En este cambio habría desde grandes cambios –como la desaparición de los parques acuáticos, que son un sector económico– hasta decenas de pequeñas modificaciones en la vida diaria que requieren consumo de agua y no pensamos. Por ejemplo, ir a hacer una caña de cerveza de barril, implica el uso del agua que necesita este mecanismo, de forma que sería más racional limitarnos a beber cerveza en botella.

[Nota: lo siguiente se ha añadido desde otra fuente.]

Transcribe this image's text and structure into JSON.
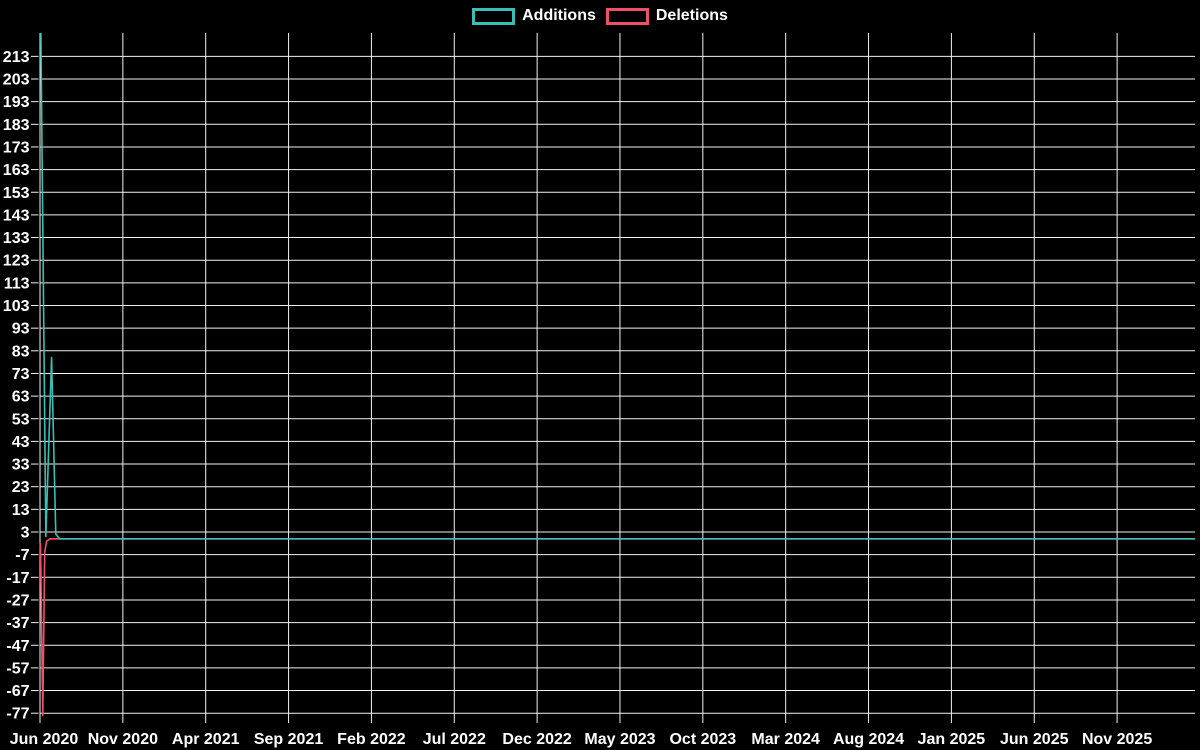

Las cuencas hidrográficas internas catalanas hace ocho meses que están en la fase de excepcionalidad por la sequía. Los bajos niveles de los embalses, al 18,85% de su capacidad y la poca posibilidad que llueva en las próximas semanas, han llevado al hecho que el Gobierno apruebe un nuevo paquete de medidas de control del consumo / EP

Forzar el cambio de modelo

Partiendo de la base que «la comodidad es una arma muy potente», los expertos consideran que la manera de forzar el cambio de modelo es llevar las restricciones hasta un punto que sean incómodos para la población. Zahorí considera que si la emergencia hídrica que golpea Cataluña actualmente sigue creciendo, además de continuar restringiendo el volumen de consumo de agua por habitante y día –200 litros/hab./día en fase 1 de emergencia, 180 en fase 2 y 160 en fase 3– o reducir la presión con que sale el agua del grifo –una medida que ha testado Aigües de Barcelona en varios municipios– se tendrán que endurecer las medidas. «Si la emergencia evoluciona rápidamente, quizás habría que cortar el agua durante algunos momentos del día», asevera el experto. Esta, pues, sería una de las restricciones que podría forzar un cambio de modelo, puesto que la supresión radical de la comodidad haría reaccionar la población porque la confrontaría abiertamente con la emergencia.

Ahora bien, hay que tener en cuenta que cambiar la manera que tenemos de entender el consumo del agua requiere décadas, y la sequía actual ha marcado un plazo más corto. El primer paso, pues, es combatir el déficit hídrico, pero sin perder de vista el horizonte de un nuevo modelo que sea sostenible a la larga.